Perhaps you just moved into a new home or you are considering moving into one that has a septic system; you need to learn important septic maintenance factors. Trying to replace the entire septic tank system can dent your wallet heavily and, as such, you are better off learning proper septic tank maintenance so you can extend the useful life of the tank and avoid any unnecessary repairs and replacements.

How it works: The septic system removes waste from your home if you aren’t connected to the municipal sewer system; all the waste water flows through pipes into the septic tank that will be buried underground. There is bacteria in the tank that helps to break down those bigger waste particles so that they sink to the bottom forming a sludge layer. The effluent-the liquid waste that is above the sludge will then flow out of the septic tank into the leach field or drain field where it will also be broken down by the bacteria in the soil until it is finally absorbed into underground water. There is a third layer that is known as the scum layer which consists of oils, fats and proteins that do not flow into the drain field.
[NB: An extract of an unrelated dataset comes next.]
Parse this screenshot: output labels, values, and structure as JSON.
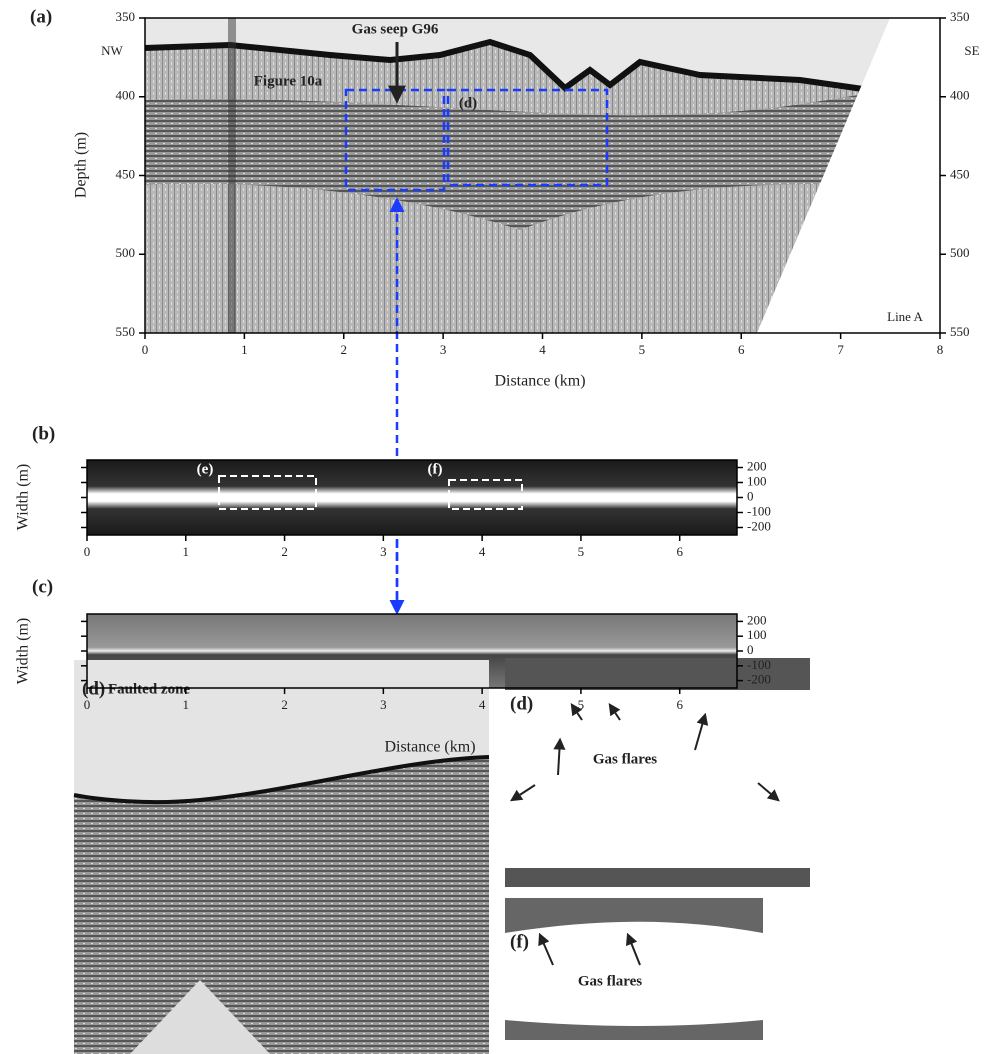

Routine maintenance: Your system requires periodic septic tank pumping and the exact duration between the pumping will be determined by the size of the tank, the water usage in your home as well as other factors. The key to proper septic maintenance is being able to stick to a regular pumping schedule; this may involve calling in a professional to thoroughly inspect your septic tank once every two years and also pump the solid waste out of the tank. If the sludge layer is allowed to become too thick the bacteria will end up becoming ineffective in dissolving the waste and the effluent will henceforth stop transferring to the drain field effectively. It’s very important to ensure that routine septic tank maintenance is done by a professional since the bacteria and gases in the tank can be hazardous to human health.
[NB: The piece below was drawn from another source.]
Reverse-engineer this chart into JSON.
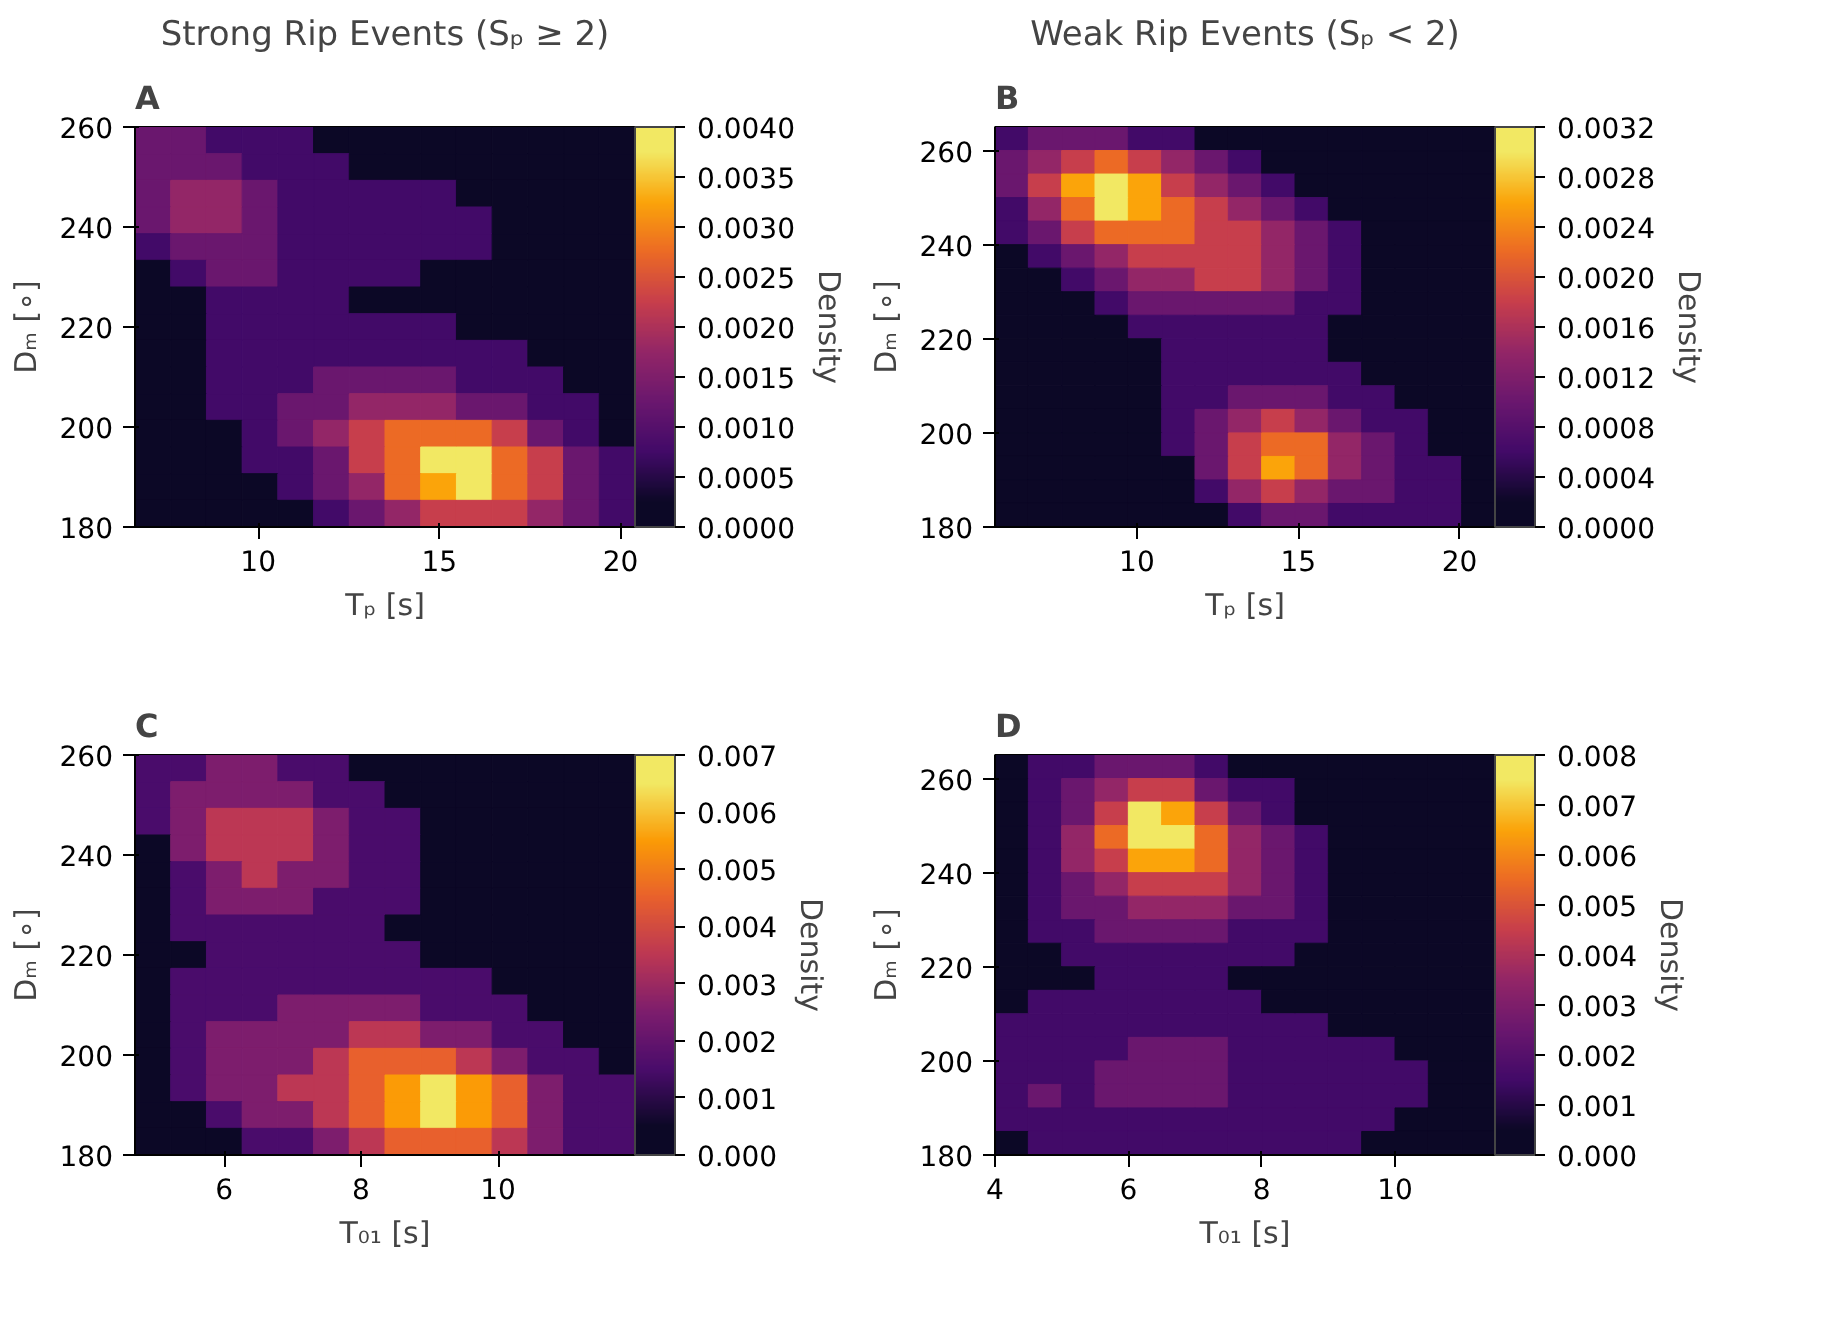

Everyday care: Septic maintenance is also affected by what you do every day and it will also determine how long you are likely to stay between professional septic tank pumping sessions. One important practice that will put a smaller demand on your septic system and the drain field is learning water conservation. You may also want to make simple changes such as adding aerators to your faucets as well as fixing leaks in the plumbing. Apart from water usage, take extreme care to avoid flushing solid waste down the drain; use garbage disposal services so that food particles don’t find their way to the septic tank.